Les réflexions d'une proustienne sur sa vie, et en quoi elle lui rappelle dans des épisodes du quotidien des passages de "A la recherche du temps perdu"

"T'as de beaux yeux tu sais"; "don't you know that your eyes are gorgeous?"

Publié le 10 Mars 2014 par proust pour tous

"T'as de beaux yeux tu sais"; "don't you know that your eyes are gorgeous?"

Hier un homme très courtois a mentionné mes beaux yeux, et je me suis rappelée le jour où pour la première fois, j'avais 22 ans, je dansai avec Jean-Jean, qui, plongeant malicieusement son regard dans mon décolleté, avait pris la voix de Jean Gabin s'adressant à Michèle Morgan dans Quai des brumes.

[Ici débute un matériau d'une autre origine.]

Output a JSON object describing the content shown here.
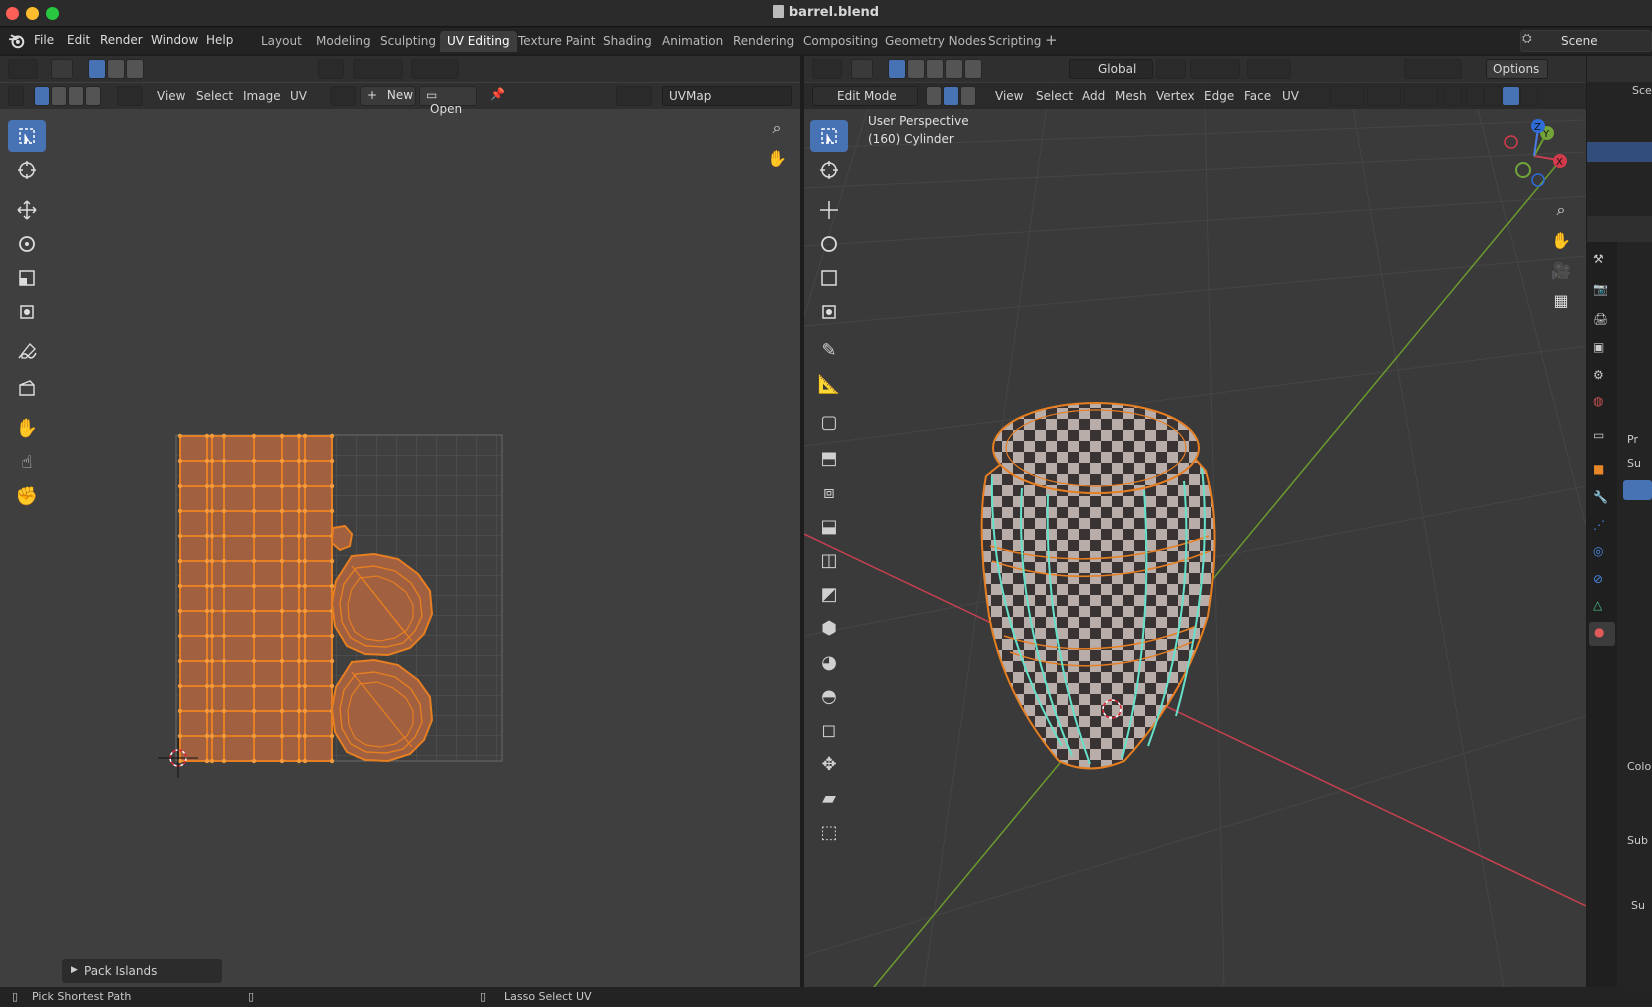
{
  "window": {
    "title": "barrel.blend"
  },
  "menu": [
    "File",
    "Edit",
    "Render",
    "Window",
    "Help"
  ],
  "workspaces": [
    {
      "label": "Layout",
      "active": false
    },
    {
      "label": "Modeling",
      "active": false
    },
    {
      "label": "Sculpting",
      "active": false
    },
    {
      "label": "UV Editing",
      "active": true
    },
    {
      "label": "Texture Paint",
      "active": false
    },
    {
      "label": "Shading",
      "active": false
    },
    {
      "label": "Animation",
      "active": false
    },
    {
      "label": "Rendering",
      "active": false
    },
    {
      "label": "Compositing",
      "active": false
    },
    {
      "label": "Geometry Nodes",
      "active": false
    },
    {
      "label": "Scripting",
      "active": false
    }
  ],
  "scene": {
    "name": "Scene"
  },
  "uv_editor": {
    "menus": [
      "View",
      "Select",
      "Image",
      "UV"
    ],
    "new_label": "New",
    "open_label": "Open",
    "uvmap_value": "UVMap",
    "pack_panel": "Pack Islands"
  },
  "viewport": {
    "mode": "Edit Mode",
    "menus": [
      "View",
      "Select",
      "Add",
      "Mesh",
      "Vertex",
      "Edge",
      "Face",
      "UV"
    ],
    "orientation": "Global",
    "options_label": "Options",
    "view_name": "User Perspective",
    "object_info": "(160) Cylinder",
    "axis_labels": {
      "x": "X",
      "y": "Y",
      "z": "Z"
    }
  },
  "right_panel": {
    "labels": [
      "Sce",
      "Pr",
      "Su",
      "Colo",
      "Sub",
      "Su"
    ]
  },
  "status": {
    "left": "Pick Shortest Path",
    "middle": "Lasso Select UV"
  },
  "colors": {
    "accent": "#4772b3",
    "uv_selected": "#e67e22",
    "x_axis": "#c6404f",
    "y_axis": "#6b9a2e"
  }
}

Dans l’ordinaire de la vie, les yeux de la duchesse de Guermantes étaient distraits et un peu mélancoliques, elle les faisait briller seulement d’une flamme spirituelle chaque fois qu’elle avait à dire bonjour à quelque ami; absolument comme si celui-ci avait été quelque mot d’esprit, quelque trait charmant, quelque régal pour délicats dont la dégustation a mis une expression de finesse et de joie sur le visage du connaisseur. Mais pour les grandes soirées, comme elle avait trop de bonjours à dire, elle trouvait qu’il eût été fatigant, après chacun d’eux, d’éteindre à chaque fois la lumière. Tel un gourmet de littérature, allant au théâtre voir une nouveauté d’un des maîtres de la scène, témoigne sa certitude de ne pas passer une mauvaise soirée en ayant déjà, tandis qu’il remet ses affaires à l’ouvreuse, sa lèvre ajustée pour un sourire sagace, son regard avivé pour une approbation malicieuse; ainsi c’était dès son arrivée que la duchesse allumait pour toute la soirée. Et tandis qu’elle donnait son manteau du soir, d’un magnifique rouge Tiepolo, lequel laissa voir un véritable carcan de rubis qui enfermait son cou, après avoir jeté sur sa robe ce dernier regard rapide, minutieux et complet de couturière qui est celui d’une femme du monde, Oriane s’assura du scintillement de ses yeux non moins que de ses autres bijoux. Sodome et Gomorrhe, II, I

Yesterday a very courteous man mentioned my beautiful eyes. It reminded me of my first dance with Jean-Jean - I was 22 - when he playfully looked in my decollete and said, with a voice mimicking Jean Gabin to Michèle Morgan: in Quai des Brumes "T'as de beaux yeux tu sais."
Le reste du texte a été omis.